Quando perdeu o filho de 34 anos, num acidente de viação, a senhora Zhang Heng perdeu também desejo de viver. O desgosto e a perspetiva de sobreviver sem a ajuda financeira do filho, prática comum na China, levaram esta mulher de 67 anos e o marido a avançarem para um plano C (falhado o B, da adoção): em Junho, o casal viajou até Taiwan e investiu 200 mil ienes – aproximadamente 25,300 mil euros – num tratamento de fertilização in vitro. Zhang, que espera gémeos, foi diagnosticada com hipertensão gestacional num hospital de Pequim e aconselhada a interromper a gravidez, pelos sérios riscos de saúde envolvidos.
O seu caso foi notificado às autoridades de saúde, noticiou o jornal The Beijing News na passada quarta-feira, dando ainda conta do estado de perplexidade da mulher: “Porque me tratam como criminosa? Eu não estou a infringir a lei, até porque não há nenhuma lei na China que proíba as pessoas idosas de terem filhos.”
Após ter sido transferida para outro estabelecimento hospitalar, a resposta foi a mesma e o casal vê-se agora confrontado com uma comunidade médica relutante em fazer o acompanhamento pré-natal da gravidez e do parto, pelos riscos elevados de complicações para a saúde. Com 11 semanas e meia de gravidez (o exame hospitalar com ultra-sons, datado de 23 de julho, indicava uma gravidez de gémeos às nove semanas), Zhang é a gestante mais idosa da China.

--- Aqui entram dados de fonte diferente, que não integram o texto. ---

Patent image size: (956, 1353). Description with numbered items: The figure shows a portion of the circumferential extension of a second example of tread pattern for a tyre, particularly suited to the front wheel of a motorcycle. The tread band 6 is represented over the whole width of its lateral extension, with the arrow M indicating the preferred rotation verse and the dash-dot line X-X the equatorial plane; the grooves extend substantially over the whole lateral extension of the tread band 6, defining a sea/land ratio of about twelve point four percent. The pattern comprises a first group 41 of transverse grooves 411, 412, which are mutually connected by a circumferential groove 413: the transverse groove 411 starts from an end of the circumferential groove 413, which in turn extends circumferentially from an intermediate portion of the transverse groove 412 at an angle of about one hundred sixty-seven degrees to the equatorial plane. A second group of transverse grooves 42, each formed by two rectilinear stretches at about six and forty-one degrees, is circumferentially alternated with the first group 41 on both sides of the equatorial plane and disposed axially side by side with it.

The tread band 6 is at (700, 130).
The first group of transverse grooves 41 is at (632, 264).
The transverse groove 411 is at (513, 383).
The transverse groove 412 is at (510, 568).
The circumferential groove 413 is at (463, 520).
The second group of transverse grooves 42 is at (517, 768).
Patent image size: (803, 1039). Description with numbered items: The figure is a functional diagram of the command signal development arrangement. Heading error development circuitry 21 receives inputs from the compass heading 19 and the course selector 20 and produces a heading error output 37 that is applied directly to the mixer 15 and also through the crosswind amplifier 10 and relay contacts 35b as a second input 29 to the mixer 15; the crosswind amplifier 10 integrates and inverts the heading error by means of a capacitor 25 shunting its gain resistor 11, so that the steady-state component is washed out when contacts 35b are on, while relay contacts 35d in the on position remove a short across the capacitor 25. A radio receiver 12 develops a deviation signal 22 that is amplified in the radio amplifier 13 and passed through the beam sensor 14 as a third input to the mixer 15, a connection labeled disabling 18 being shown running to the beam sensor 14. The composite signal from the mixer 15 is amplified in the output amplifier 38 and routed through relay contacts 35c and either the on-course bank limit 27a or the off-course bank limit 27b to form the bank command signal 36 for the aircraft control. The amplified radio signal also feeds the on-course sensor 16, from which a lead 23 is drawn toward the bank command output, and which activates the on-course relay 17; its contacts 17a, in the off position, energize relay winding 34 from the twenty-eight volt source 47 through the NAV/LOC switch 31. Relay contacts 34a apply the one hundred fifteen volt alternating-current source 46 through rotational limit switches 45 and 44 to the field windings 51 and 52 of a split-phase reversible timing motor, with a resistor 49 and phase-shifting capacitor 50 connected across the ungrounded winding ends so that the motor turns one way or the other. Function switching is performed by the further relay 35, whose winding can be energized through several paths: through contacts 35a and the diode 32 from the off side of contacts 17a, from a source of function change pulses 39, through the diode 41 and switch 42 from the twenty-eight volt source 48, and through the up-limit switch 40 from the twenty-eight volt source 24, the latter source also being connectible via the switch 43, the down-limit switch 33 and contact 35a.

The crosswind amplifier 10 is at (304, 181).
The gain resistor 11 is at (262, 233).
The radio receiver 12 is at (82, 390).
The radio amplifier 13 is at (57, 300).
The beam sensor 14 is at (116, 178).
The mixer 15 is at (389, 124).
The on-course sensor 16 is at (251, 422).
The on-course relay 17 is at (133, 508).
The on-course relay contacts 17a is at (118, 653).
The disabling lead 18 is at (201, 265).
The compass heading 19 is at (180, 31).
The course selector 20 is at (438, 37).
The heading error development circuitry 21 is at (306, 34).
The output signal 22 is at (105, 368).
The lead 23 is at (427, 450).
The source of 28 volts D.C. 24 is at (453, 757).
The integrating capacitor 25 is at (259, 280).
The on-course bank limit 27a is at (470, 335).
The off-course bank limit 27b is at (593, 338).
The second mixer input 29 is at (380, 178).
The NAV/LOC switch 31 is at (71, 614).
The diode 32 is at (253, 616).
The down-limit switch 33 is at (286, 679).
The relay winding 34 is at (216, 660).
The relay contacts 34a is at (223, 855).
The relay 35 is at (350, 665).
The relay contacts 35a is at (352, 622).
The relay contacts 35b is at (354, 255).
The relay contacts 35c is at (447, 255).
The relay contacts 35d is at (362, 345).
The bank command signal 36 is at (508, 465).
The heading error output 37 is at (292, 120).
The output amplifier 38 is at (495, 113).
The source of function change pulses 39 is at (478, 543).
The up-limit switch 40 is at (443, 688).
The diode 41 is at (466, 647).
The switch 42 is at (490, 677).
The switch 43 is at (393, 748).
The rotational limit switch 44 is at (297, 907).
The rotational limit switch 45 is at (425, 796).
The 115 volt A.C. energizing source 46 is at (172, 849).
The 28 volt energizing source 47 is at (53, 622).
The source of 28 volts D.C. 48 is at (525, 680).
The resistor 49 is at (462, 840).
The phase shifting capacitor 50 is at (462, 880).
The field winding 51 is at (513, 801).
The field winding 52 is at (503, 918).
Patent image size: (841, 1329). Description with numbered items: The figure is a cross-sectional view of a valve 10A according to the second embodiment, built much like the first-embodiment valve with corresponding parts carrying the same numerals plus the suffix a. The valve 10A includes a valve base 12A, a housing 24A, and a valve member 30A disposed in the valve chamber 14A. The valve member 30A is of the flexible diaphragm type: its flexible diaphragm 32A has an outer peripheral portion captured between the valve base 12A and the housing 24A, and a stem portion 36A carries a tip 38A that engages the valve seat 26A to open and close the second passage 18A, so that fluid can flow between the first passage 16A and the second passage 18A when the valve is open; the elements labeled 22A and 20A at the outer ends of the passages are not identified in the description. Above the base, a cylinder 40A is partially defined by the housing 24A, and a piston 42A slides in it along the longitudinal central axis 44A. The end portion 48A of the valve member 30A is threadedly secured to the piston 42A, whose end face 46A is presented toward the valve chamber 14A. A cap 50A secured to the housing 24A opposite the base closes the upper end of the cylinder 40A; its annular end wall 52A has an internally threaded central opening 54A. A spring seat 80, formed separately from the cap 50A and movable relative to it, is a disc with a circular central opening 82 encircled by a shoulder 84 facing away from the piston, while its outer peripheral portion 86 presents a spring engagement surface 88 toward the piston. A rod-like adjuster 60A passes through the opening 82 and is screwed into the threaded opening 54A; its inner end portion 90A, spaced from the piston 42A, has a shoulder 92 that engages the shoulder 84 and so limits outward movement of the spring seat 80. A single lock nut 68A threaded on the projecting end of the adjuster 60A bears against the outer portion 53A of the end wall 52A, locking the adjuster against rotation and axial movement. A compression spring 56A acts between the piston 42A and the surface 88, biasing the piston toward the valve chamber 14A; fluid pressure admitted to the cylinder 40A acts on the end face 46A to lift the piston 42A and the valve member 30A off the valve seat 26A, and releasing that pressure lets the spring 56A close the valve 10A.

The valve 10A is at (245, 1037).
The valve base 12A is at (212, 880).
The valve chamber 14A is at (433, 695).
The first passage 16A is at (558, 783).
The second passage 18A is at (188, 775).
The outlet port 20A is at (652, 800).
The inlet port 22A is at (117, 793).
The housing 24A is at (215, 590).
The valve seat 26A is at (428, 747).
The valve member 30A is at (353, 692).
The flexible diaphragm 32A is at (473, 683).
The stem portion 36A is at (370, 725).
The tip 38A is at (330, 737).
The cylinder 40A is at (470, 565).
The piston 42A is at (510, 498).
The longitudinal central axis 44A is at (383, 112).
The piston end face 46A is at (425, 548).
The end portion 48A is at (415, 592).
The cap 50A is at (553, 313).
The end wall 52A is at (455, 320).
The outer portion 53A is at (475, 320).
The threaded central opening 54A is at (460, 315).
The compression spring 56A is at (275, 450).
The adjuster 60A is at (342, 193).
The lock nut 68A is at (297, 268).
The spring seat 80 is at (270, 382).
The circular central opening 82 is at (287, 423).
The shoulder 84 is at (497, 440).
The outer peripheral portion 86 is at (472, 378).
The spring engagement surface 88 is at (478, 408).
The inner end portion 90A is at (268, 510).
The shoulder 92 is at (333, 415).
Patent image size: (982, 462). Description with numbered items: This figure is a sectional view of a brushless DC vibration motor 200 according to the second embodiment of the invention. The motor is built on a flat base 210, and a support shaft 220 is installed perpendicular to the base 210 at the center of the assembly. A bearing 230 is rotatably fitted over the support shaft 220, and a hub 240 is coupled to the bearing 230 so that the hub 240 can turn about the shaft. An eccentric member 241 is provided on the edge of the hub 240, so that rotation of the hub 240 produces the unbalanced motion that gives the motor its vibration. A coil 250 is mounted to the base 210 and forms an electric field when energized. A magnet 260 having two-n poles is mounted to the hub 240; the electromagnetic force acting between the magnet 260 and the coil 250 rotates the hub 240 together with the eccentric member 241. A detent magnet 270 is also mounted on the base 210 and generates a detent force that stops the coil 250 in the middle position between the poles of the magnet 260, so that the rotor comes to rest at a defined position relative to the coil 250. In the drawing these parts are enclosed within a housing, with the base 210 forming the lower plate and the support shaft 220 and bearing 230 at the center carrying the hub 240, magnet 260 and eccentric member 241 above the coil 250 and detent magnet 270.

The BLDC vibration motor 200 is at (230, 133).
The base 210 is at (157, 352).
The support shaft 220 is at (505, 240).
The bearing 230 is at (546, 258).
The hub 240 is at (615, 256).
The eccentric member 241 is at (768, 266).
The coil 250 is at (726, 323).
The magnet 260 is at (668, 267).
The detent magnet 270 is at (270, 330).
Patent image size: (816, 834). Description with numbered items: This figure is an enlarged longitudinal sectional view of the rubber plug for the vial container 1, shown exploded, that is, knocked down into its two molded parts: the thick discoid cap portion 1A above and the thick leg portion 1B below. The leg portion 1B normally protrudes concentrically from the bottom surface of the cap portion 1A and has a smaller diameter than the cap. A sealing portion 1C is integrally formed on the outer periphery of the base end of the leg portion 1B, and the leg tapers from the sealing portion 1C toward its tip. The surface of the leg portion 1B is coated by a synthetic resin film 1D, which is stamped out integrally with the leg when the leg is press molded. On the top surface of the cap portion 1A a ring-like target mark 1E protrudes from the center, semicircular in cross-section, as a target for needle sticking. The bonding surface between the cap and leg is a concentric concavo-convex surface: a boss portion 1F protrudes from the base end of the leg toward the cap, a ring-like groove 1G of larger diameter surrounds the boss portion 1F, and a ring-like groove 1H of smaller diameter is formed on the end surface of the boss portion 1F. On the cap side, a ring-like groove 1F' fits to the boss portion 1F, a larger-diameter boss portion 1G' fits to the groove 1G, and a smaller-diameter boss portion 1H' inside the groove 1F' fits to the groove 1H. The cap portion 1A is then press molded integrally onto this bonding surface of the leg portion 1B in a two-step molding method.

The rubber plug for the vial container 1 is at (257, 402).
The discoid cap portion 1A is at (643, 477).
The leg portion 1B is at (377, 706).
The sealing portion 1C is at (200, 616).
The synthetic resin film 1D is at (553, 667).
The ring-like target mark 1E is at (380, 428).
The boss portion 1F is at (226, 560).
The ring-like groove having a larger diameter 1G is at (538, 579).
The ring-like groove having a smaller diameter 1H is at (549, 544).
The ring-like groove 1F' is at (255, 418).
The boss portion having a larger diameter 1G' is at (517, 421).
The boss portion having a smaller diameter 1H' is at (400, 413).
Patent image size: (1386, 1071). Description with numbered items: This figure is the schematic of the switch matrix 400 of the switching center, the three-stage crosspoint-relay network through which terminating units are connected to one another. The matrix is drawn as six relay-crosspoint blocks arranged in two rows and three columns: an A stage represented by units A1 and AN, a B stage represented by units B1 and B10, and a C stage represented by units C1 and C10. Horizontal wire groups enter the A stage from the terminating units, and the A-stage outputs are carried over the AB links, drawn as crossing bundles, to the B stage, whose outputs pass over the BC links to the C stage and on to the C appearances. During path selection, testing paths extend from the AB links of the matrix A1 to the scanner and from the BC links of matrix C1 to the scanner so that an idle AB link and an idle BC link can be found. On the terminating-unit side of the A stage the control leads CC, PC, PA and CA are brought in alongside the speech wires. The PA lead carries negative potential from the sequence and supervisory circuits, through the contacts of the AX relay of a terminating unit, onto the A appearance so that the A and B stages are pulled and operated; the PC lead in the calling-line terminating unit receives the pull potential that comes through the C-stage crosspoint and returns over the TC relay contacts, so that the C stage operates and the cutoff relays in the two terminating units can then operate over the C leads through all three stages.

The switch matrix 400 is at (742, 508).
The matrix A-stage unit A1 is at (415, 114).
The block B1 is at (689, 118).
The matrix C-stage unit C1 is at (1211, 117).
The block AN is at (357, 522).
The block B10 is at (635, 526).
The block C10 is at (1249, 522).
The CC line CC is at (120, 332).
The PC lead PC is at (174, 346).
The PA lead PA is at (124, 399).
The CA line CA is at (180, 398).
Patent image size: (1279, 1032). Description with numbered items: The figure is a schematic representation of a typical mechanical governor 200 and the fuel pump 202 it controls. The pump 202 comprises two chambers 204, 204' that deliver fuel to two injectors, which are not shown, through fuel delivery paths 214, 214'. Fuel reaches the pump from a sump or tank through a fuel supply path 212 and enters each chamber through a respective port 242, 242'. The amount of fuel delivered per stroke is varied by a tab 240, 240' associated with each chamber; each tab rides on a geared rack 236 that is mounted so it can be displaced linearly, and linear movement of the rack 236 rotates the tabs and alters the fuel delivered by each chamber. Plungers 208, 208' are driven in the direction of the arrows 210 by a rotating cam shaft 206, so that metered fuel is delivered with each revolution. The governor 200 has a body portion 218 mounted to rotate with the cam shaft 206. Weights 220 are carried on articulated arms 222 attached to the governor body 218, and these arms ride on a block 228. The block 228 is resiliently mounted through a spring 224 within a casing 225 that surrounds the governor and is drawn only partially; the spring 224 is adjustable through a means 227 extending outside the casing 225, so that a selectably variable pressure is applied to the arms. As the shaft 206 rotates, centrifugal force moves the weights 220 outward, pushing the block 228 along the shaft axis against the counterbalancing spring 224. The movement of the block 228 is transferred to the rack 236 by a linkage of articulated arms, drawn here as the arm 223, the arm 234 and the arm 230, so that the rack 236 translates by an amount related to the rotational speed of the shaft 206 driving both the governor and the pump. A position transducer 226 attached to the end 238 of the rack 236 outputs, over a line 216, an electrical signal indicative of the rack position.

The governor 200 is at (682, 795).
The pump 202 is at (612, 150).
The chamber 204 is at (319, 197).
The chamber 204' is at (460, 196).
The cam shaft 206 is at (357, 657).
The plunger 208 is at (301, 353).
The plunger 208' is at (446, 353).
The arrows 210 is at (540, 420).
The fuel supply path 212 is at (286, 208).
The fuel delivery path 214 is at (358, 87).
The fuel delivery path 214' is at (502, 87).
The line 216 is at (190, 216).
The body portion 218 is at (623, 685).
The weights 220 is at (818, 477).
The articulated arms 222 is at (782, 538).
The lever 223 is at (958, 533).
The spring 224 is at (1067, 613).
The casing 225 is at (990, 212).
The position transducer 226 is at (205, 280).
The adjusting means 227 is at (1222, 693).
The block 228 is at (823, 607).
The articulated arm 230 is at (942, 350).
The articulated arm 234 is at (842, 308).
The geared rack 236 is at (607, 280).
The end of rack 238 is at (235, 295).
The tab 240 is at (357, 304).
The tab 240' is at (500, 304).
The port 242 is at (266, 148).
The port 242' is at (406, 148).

Em declarações ao South China Morning Post, a senhora Zhang afirmou não perceber porque estavam a bloquear a solução encontrada pelo casal, de quem “ninguém quis saber quando ficaram sem o filho”, tendo acrescentado: “Não sou rica, estou preparada para ter uma criança a meu cargo e acredito que posso viver até aos 85 anos e ver essa criança crescer e tornar-se adulta.” Não sendo o caso, “o meu sobrinho, que tem 40 anos, pode ajudar a criá-la, porque ter um filho é tudo para mim”, rematou.
Entre a lei e a legitimidade
Segundo o Daily Mail, este caso representa a ponta do iceberg de uma realidade complexa. Após vigorar e influenciar o destino dos cidadãos chineses durante 38 anos, os casais podem, desde 2016, ter direito a serem pais duas vezes. Neste cenário, como fica a situação de todos aqueles que perderam o seu único descendente?
Segundo um relatório divulgado há quatro anos pela Academia Chinesa de Ciências Sociais, estima-se que, em cada ano, pelo menos 76 mil casais fiquem sem o filho. A experiência, além de traumática, tende a ser vivida no mais completo isolamento, como uma mãe enlutada referenciada pelo site Zaobao.com, ficava horas a “falar” com o filho falecido na plataforma de mensagens QQ, fazendo uso da sua conta e da dele, encontrando nessas “conversas” algum conforto. Depois disto, chegar à fase final da vida e receber um subsídio estatal mensal de 340 ienes, o equivalente a pouco mais de 43 euros – paga uma refeição para três pessoas num restaurante médio no centro da cidade – é outro pesadelo pelo qual o muitos casais evitam passar para sobreviver, fazendo tudo o que estiver ao seu alcance, literalmente.
Dilemas de sangue
Na China Moderna, quando a quando a lei e a proteção social não bastam, mulheres mais velhas a tentar a sorte e a arriscar a saúde em nome de uma vida, uma velhice, melhor são algo que começa a ser normal. Não consensual, talvez não ético, pode alegar-se até, mas compreensível. Em 2010, Sheng Hailin foi mãe de duas meninas aos 60, na sequência da morte do filho numa fuga de gás. Em março, Fang Zhiying assumiu uma gravidez de risco aos 48. Perdera o filho, bombeiro, numa operação de resgate durante um incêndio. Deu à luz um casal de bebés saudáveis. Importa dizer ainda que é uma sobrevivente de trombose e tem parte do corpo paralisado, afirmando ser uma mãe feliz. Como a senhora Zhang, ou muito próxima dela, só mesmo a “recordista” espanhola Bousada de Lara, que tinha 66 anos e 358 dias quando teve dois rapazes, há 12 anos, considerada a mais velha mãe do mundo. Resta saber se a sorte está do seu lado. E como será a vida dos filhos nascidos com a ajuda da ciência e uma função que não pediram, mas isso é toda uma outra história.